REVIEW: The Innocents (2021)

Children are fodder for some of the best horror cinema ever made. The genre thrives on making the ordinary unfamiliar, after all, and what could be more normal than your own children? They are expressed as innocent and vulnerable across our culture, more than ever in horror movies where they regularly become the target of the violent, the murderous, or the frighteningly supernatural. Inverting that trope leads to some genuinely provocative stuff: if protecting your child from evil generates rich levels of tension, what about being threatened by your child?

Eskil Vogt makes a powerful contribution to the genre with The Innocents, a 2021 Norwegian thriller in which children living in a blandly ordinary housing estate begin to exhibit psychic powers. It is a slow film – deliberately so – and gradually builds tension with stillness, rising dread, and provocative moments of violence.

The film follows Ida ( Rakel Lenora Fløttum), a sullen nine year-old forced to move house to the outer suburbs of Oslo. Her sister Anna (Alva Brynsmo Ramstad) is on the autism spectrum, and communication with her is difficult. Ida soon befriends local kids Aisha (Mina Yasmin Bremseth Asheim) and Ben (Sam Ashraf) – only for both of them to begin developing telepathic and telekinetic powers, with frightening consequences.

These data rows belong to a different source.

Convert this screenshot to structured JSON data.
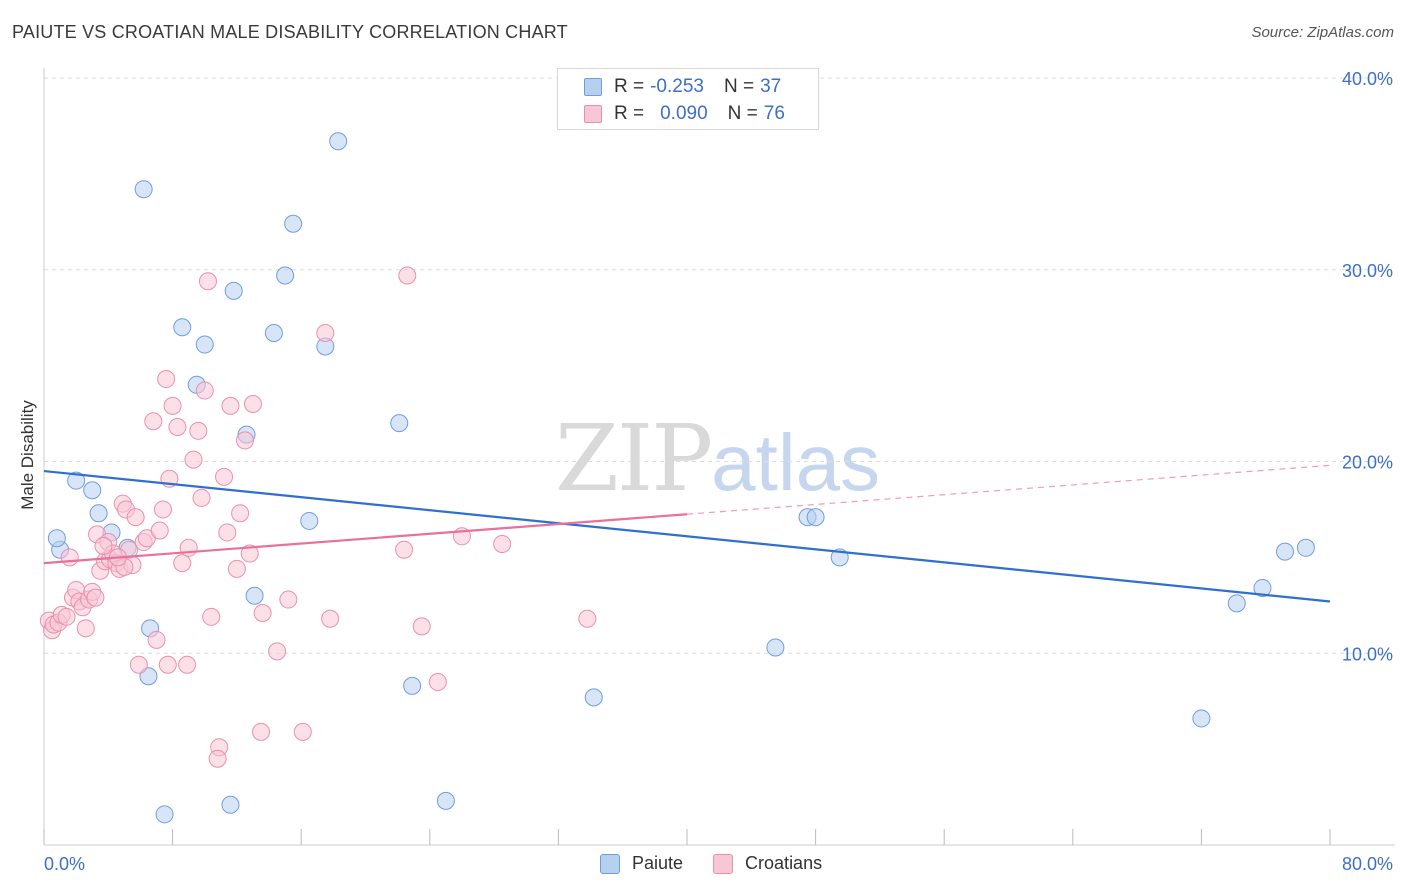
{
  "header": {
    "title": "PAIUTE VS CROATIAN MALE DISABILITY CORRELATION CHART",
    "source": "Source: ZipAtlas.com"
  },
  "watermark": {
    "zip": "ZIP",
    "atlas": "atlas"
  },
  "legend": {
    "r_label": "R =",
    "n_label": "N =",
    "paiute": {
      "r": "-0.253",
      "n": "37"
    },
    "croatians": {
      "r": "0.090",
      "n": "76"
    }
  },
  "colors": {
    "paiute_fill": "#b8d0f0",
    "paiute_stroke": "#6f9ede",
    "paiute_line": "#2f6fcf",
    "croatians_fill": "#f8c7d6",
    "croatians_stroke": "#ea8fae",
    "croatians_line": "#e8709a",
    "tick_label": "#3d6fc7",
    "grid": "#dddddd"
  },
  "chart_data": {
    "type": "scatter",
    "title": "PAIUTE VS CROATIAN MALE DISABILITY CORRELATION CHART",
    "xlabel": "",
    "ylabel": "Male Disability",
    "xlim": [
      0,
      80
    ],
    "ylim": [
      0,
      40
    ],
    "x_tick_labels": [
      "0.0%",
      "80.0%"
    ],
    "y_ticks": [
      10,
      20,
      30,
      40
    ],
    "y_tick_labels": [
      "10.0%",
      "20.0%",
      "30.0%",
      "40.0%"
    ],
    "grid": true,
    "legend_placement": "bottom-center",
    "series": [
      {
        "name": "Paiute",
        "r": -0.253,
        "n": 37,
        "trend": {
          "x": [
            0,
            80
          ],
          "y": [
            19.5,
            12.7
          ],
          "dashed_from": null
        },
        "points": [
          [
            1,
            15.4
          ],
          [
            2,
            19
          ],
          [
            3,
            18.5
          ],
          [
            3.4,
            17.3
          ],
          [
            4.2,
            16.3
          ],
          [
            5.2,
            15.5
          ],
          [
            6.2,
            34.2
          ],
          [
            6.5,
            8.8
          ],
          [
            6.6,
            11.3
          ],
          [
            7.5,
            1.6
          ],
          [
            8.6,
            27
          ],
          [
            9.5,
            24
          ],
          [
            10,
            26.1
          ],
          [
            11.6,
            2.1
          ],
          [
            11.8,
            28.9
          ],
          [
            12.6,
            21.4
          ],
          [
            13.1,
            13
          ],
          [
            14.3,
            26.7
          ],
          [
            15,
            29.7
          ],
          [
            15.5,
            32.4
          ],
          [
            16.5,
            16.9
          ],
          [
            17.5,
            26
          ],
          [
            18.3,
            36.7
          ],
          [
            22.1,
            22
          ],
          [
            22.9,
            8.3
          ],
          [
            25,
            2.3
          ],
          [
            34.2,
            7.7
          ],
          [
            45.5,
            10.3
          ],
          [
            47.5,
            17.1
          ],
          [
            48,
            17.1
          ],
          [
            49.5,
            15
          ],
          [
            72,
            6.6
          ],
          [
            74.2,
            12.6
          ],
          [
            75.8,
            13.4
          ],
          [
            77.2,
            15.3
          ],
          [
            78.5,
            15.5
          ],
          [
            0.8,
            16
          ]
        ]
      },
      {
        "name": "Croatians",
        "r": 0.09,
        "n": 76,
        "trend": {
          "x": [
            0,
            80
          ],
          "y": [
            14.7,
            19.8
          ],
          "dashed_from": 40
        },
        "points": [
          [
            0.3,
            11.7
          ],
          [
            0.5,
            11.2
          ],
          [
            0.6,
            11.5
          ],
          [
            0.9,
            11.6
          ],
          [
            1.1,
            12
          ],
          [
            1.4,
            11.9
          ],
          [
            1.6,
            15
          ],
          [
            1.8,
            12.9
          ],
          [
            2,
            13.3
          ],
          [
            2.2,
            12.7
          ],
          [
            2.4,
            12.4
          ],
          [
            2.6,
            11.3
          ],
          [
            2.8,
            12.8
          ],
          [
            3,
            13.2
          ],
          [
            3.2,
            12.9
          ],
          [
            3.3,
            16.2
          ],
          [
            3.5,
            14.3
          ],
          [
            3.8,
            14.8
          ],
          [
            4,
            15.8
          ],
          [
            4.1,
            14.9
          ],
          [
            4.3,
            15.2
          ],
          [
            4.5,
            14.7
          ],
          [
            4.7,
            14.4
          ],
          [
            4.9,
            17.8
          ],
          [
            5.1,
            17.5
          ],
          [
            5.3,
            15.4
          ],
          [
            5.5,
            14.6
          ],
          [
            5.7,
            17.1
          ],
          [
            5.9,
            9.4
          ],
          [
            6.2,
            15.8
          ],
          [
            6.4,
            16
          ],
          [
            6.8,
            22.1
          ],
          [
            7.0,
            10.7
          ],
          [
            7.2,
            16.4
          ],
          [
            7.4,
            17.5
          ],
          [
            7.6,
            24.3
          ],
          [
            7.8,
            19.1
          ],
          [
            8,
            22.9
          ],
          [
            8.3,
            21.8
          ],
          [
            8.6,
            14.7
          ],
          [
            8.9,
            9.4
          ],
          [
            9.0,
            15.5
          ],
          [
            9.3,
            20.1
          ],
          [
            9.6,
            21.6
          ],
          [
            9.8,
            18.1
          ],
          [
            10.0,
            23.7
          ],
          [
            10.2,
            29.4
          ],
          [
            10.4,
            11.9
          ],
          [
            10.9,
            5.1
          ],
          [
            11.2,
            19.2
          ],
          [
            11.4,
            16.3
          ],
          [
            11.6,
            22.9
          ],
          [
            12.0,
            14.4
          ],
          [
            12.2,
            17.3
          ],
          [
            12.5,
            21.1
          ],
          [
            12.8,
            15.2
          ],
          [
            13.0,
            23.0
          ],
          [
            13.5,
            5.9
          ],
          [
            13.6,
            12.1
          ],
          [
            14.5,
            10.1
          ],
          [
            15.2,
            12.8
          ],
          [
            16.1,
            5.9
          ],
          [
            17.5,
            26.7
          ],
          [
            17.8,
            11.8
          ],
          [
            22.4,
            15.4
          ],
          [
            22.6,
            29.7
          ],
          [
            23.5,
            11.4
          ],
          [
            24.5,
            8.5
          ],
          [
            26,
            16.1
          ],
          [
            28.5,
            15.7
          ],
          [
            33.8,
            11.8
          ],
          [
            7.7,
            9.4
          ],
          [
            5.0,
            14.5
          ],
          [
            4.6,
            15.0
          ],
          [
            10.8,
            4.5
          ],
          [
            3.7,
            15.6
          ]
        ]
      }
    ]
  },
  "bottom_legend": {
    "paiute": "Paiute",
    "croatians": "Croatians"
  }
}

There is a challenging conceit at the centre of The Innocents, involving Ben’s growing powers and malicious intentions. Plenty of horror films have shown well-intentioned children turn evil via possession, undead transformations, or something similar. Vogt’s film begins with a child who is already bad: Ben is resentful, violent, and actively cruel to animals (people averse to seeing pets suffer harm should be forewarned). What drives much of the film’s horror is not seeing a child turn monstrous, but rather the potential for harm should an already-monstrous child suddenly be capable of causing genuine and traumatic damage. I suspect different viewers will begin feeling unsettled by Ben’s growing powers at different points in the movie, but sooner or later that queasy feeling drops and drives this patient, deliberate narrative.

There are imperfections. Vogt is on shaky ground throughout when it comes to Anna, whose combination of autistic traits and growing powers of her own reeks of an awful cliche. Popular representations of autism spectrum disorder regularly portray characters with low-functioning social skills and amazing mental abilities. The treatment of Anna here works, but only in a kind of narrow-eyed and suspicious manner. It feels just a little bit too awkward.

The juvenile performances are excellent, and very effectively directed. The film is almost entirely positioned from a child’s point of view, and that adds immeasurably to its sense of growing panic. This kind of quietly developing dread is marvellous when executed correctly, and Vogt demonstrates a skilled hand at it. The Innocents strikes me as the year’s first runaway horror success.